INFORMATION AND COMMUNICATIONS TECHNOLOGY AND EDUCATION. by David Guile. pound;6.95. Institute of Education, University of London, 20 Bedford Way, London WC1H 0AL.
Caught up in the everyday use of information and communications technology (ICT) - the nitty-gritty of hardware upgrades or the pressing need for better network integration - it's easy for teachers working with computers to become bogged down by purely technical details and lose sight of the bigger picture of technology in education.
Which is where Information and Communications Technology and Education comes in. This short book, part of the Institute of Education's Perspectives on Education Policy series, provides an overview of current use and future prospects for ICT in schools.

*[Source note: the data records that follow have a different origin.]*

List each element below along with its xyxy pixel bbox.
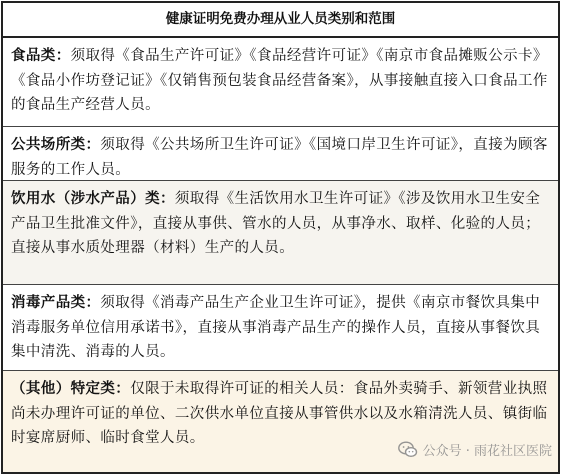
watermark-text: 公众号 · 雨花社区医院 xyxy=(422,443,552,459)
category-row-disinfection xyxy=(3,284,558,370)
category-description: 须取得《食品生产许可证》《食品经营许可证》《南京市食品摊贩公示卡》《食品小作坊登记证》《仅销售预包装食品经营备案》，从事接触直接入口食品工作的食品生产经营人员。 xyxy=(11,48,548,113)
table-title: 健康证明免费办理从业人员类别和范围 xyxy=(3,3,558,38)
wechat-icon xyxy=(398,441,418,458)
wechat-watermark xyxy=(398,438,552,460)
category-label: 公共场所类： xyxy=(11,137,101,153)
category-label: 食品类： xyxy=(11,48,71,64)
category-row-food xyxy=(3,38,558,126)
category-row-public-places xyxy=(3,126,558,180)
category-label: 饮用水（涉水产品）类： xyxy=(11,191,175,207)
category-description: 仅限于未取得许可证的相关人员：食品外卖骑手、新领营业执照尚未办理许可证的单位、二次供水单位直接从事管供水以及水箱清洗人员、镇街临时宴席厨师、临时食堂人员。 xyxy=(11,381,548,446)
category-row-drinking-water xyxy=(3,180,558,284)
category-description: 须取得《消毒产品生产企业卫生许可证》，提供《南京市餐饮具集中消毒服务单位信用承诺书》，直接从事消毒产品生产的操作人员，直接从事餐饮具集中清洗、消毒的人员。 xyxy=(11,295,541,360)
category-label: （其他）特定类： xyxy=(11,381,131,397)
category-description: 须取得《公共场所卫生许可证》《国境口岸卫生许可证》，直接为顾客服务的工作人员。 xyxy=(11,137,548,178)
category-label: 消毒产品类： xyxy=(11,295,101,311)
category-description: 须取得《生活饮用水卫生许可证》《涉及饮用水卫生安全产品卫生批准文件》，直接从事供、管水的人员，从事净水、取样、化验的人员；直接从事水质处理器（材料）生产的人员。 xyxy=(11,191,541,256)
health-certificate-table xyxy=(1,1,560,474)
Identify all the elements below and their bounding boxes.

Author David Guile tackles his subject from four perspectives - economic, equity, democratic, and development - and his approach provides a framework for schools to relate their ICT plans to internal factors, such as the need for changes in pedagogy, and external factors, such as the potential for new social division.

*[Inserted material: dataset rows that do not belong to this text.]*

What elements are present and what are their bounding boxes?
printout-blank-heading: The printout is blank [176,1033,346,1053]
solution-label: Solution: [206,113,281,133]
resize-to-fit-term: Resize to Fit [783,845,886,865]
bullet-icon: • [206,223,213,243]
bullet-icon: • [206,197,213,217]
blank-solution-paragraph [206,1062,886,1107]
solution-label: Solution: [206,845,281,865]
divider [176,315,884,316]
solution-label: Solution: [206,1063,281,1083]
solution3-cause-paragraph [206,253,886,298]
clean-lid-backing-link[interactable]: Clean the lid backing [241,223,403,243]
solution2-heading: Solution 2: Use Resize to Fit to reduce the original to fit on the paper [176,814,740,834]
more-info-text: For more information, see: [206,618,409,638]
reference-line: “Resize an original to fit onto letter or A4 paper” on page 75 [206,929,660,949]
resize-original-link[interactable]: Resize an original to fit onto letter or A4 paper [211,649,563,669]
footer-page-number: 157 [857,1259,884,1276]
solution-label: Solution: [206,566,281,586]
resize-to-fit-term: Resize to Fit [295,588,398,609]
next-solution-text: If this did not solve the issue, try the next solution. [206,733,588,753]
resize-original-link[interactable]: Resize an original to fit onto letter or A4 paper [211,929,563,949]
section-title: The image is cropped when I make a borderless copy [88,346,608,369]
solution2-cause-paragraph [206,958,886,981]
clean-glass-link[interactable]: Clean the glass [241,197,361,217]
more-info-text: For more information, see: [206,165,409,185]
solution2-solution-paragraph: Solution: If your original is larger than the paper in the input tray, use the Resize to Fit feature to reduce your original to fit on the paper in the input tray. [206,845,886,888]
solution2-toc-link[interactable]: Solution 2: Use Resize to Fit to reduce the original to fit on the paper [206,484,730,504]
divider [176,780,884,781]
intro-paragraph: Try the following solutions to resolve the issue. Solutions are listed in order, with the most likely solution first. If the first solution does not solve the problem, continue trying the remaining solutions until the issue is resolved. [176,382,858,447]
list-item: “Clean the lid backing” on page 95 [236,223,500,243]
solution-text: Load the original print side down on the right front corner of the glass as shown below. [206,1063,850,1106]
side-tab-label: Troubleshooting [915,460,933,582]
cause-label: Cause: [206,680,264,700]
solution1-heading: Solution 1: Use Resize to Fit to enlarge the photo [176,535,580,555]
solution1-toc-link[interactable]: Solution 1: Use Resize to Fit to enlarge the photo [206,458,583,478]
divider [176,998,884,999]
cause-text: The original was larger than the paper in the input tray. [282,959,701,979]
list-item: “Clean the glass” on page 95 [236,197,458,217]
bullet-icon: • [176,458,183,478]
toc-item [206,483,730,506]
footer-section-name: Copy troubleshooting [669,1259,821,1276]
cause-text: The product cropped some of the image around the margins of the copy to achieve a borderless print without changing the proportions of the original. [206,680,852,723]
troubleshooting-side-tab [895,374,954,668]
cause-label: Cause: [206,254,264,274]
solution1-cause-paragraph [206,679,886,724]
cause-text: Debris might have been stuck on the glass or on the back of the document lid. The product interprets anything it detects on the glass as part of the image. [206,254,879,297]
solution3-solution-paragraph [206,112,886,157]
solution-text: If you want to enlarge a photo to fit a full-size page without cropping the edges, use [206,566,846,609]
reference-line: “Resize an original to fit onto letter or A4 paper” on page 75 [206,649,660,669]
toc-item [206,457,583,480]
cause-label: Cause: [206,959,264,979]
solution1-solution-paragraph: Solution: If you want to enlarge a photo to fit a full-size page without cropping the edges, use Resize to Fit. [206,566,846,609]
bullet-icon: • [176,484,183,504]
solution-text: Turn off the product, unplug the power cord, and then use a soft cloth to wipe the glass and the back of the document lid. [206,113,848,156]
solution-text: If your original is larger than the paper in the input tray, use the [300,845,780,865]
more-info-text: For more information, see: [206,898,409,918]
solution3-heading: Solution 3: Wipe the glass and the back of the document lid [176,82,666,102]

He also provides a helpful classification of ICTs as multimedia, computer mediated access, and computer mediated communication, before defining the purpose of each and relating it to pedagogy.

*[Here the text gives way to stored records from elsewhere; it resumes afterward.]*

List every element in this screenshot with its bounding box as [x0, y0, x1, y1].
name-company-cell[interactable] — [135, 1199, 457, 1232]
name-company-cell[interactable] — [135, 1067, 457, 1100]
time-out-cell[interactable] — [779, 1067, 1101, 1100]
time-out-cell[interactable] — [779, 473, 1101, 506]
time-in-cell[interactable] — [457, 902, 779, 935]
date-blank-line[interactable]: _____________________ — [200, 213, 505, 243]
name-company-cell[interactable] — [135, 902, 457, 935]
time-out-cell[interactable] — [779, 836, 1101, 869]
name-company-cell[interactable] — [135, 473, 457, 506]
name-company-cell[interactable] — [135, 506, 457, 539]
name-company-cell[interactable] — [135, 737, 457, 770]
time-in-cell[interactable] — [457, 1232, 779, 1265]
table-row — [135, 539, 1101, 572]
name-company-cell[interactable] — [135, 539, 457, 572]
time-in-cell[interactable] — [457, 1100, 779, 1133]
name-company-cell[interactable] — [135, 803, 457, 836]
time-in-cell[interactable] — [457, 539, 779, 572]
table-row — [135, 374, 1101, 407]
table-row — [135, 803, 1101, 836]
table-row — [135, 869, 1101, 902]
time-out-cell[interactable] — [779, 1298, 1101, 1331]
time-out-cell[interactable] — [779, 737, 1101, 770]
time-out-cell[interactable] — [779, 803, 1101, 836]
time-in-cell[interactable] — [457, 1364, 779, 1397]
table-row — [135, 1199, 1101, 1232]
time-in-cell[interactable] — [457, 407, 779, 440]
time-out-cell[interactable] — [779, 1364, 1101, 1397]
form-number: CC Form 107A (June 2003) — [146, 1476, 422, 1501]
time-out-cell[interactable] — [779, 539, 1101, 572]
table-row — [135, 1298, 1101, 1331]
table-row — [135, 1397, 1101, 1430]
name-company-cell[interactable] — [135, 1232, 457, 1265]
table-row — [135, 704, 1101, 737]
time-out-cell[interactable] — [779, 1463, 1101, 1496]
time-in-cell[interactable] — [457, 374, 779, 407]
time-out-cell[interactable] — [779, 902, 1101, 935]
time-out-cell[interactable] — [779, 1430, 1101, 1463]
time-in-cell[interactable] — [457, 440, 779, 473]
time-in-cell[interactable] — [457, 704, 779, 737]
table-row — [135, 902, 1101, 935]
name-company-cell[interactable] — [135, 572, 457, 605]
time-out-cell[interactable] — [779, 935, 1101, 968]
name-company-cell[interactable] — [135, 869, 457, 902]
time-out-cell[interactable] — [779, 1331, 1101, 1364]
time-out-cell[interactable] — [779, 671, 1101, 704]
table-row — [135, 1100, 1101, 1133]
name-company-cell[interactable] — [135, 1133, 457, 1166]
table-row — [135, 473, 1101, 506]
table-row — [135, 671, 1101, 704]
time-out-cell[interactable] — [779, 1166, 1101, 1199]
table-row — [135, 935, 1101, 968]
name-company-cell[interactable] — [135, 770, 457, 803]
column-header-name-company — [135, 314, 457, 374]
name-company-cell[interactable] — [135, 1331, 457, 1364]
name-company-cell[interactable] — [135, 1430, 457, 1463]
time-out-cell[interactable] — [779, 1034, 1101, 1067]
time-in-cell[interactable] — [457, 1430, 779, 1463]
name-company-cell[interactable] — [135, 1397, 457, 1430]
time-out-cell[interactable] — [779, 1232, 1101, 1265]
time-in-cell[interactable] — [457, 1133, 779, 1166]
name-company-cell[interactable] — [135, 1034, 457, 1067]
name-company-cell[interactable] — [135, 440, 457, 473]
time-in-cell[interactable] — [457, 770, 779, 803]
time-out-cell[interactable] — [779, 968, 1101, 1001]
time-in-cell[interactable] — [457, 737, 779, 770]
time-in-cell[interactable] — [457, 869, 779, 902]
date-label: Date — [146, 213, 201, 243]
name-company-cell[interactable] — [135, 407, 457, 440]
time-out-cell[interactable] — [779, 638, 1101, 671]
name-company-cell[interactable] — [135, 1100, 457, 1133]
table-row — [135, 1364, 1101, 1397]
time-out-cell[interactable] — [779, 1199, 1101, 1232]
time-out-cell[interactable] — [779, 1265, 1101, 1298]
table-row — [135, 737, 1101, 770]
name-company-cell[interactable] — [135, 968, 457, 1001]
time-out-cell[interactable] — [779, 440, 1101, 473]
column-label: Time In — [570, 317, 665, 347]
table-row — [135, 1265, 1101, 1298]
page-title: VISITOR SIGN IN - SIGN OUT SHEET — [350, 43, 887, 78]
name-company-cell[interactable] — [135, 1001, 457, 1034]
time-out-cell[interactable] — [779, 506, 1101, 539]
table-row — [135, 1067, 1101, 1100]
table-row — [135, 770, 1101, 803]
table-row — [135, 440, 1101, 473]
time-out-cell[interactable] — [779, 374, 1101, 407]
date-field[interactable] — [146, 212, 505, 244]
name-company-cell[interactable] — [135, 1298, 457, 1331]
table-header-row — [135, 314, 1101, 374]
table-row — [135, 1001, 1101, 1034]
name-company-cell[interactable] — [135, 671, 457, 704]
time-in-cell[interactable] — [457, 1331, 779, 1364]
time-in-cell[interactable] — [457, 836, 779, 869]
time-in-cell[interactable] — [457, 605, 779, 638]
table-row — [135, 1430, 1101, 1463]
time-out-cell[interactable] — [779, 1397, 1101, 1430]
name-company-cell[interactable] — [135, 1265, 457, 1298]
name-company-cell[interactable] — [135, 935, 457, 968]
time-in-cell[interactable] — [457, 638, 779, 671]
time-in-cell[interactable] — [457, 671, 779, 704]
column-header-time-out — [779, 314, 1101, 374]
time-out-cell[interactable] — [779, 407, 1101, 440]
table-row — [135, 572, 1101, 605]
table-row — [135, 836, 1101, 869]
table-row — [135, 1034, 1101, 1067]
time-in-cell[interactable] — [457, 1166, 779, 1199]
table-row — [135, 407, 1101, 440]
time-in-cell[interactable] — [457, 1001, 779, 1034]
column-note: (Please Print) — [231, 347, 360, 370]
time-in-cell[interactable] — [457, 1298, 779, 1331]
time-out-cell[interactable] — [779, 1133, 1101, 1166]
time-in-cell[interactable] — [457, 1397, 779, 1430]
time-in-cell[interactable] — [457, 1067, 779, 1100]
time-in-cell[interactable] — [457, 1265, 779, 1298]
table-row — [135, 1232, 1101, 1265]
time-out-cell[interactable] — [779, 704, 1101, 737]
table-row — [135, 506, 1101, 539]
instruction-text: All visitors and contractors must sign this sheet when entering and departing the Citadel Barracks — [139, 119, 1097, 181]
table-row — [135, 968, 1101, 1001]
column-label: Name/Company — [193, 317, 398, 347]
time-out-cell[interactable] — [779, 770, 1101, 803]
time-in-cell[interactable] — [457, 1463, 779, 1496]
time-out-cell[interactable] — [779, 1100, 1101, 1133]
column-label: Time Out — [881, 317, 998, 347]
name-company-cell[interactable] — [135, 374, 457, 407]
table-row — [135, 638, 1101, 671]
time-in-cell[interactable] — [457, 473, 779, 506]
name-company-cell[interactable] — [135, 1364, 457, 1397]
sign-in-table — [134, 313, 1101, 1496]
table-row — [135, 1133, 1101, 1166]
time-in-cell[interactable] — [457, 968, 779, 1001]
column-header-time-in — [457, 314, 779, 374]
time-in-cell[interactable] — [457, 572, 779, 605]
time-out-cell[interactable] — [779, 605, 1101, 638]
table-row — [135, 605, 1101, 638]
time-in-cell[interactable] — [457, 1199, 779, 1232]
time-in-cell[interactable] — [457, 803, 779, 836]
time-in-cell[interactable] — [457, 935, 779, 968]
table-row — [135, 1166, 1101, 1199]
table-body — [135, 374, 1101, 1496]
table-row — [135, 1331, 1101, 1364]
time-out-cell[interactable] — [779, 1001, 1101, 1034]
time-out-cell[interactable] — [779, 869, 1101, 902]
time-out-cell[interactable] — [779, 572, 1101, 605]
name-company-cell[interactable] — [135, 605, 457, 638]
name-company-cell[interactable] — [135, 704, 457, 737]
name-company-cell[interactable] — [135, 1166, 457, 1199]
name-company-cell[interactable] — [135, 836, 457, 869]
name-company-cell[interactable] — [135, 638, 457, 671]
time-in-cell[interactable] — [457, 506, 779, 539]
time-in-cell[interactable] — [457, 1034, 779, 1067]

Guile also includes some discussion of the nature of learning and the place of ICT that compares didactic approaches to inquiry-based learning and links these approaches to the ICT types used in the book. Successful use of ICT in schools is highlighted by case studies from around the world.
He concludes with some key messages and outlines the challenges for schools in developing a future learning environment that makes effective use of the opportunities offered by ICT.
Information and Communication Technology and Education is wide-ranging and provides a well-structured, thought-provoking overview of the use of ICT in schools today.
For those teachers who are already convinced of the powerful role that ICT can have in education, this book will be provide a concise summary of current developments. But those teachers looking to align the use of ICT with their own educational perspective could do far worse than start here for a sound introduction.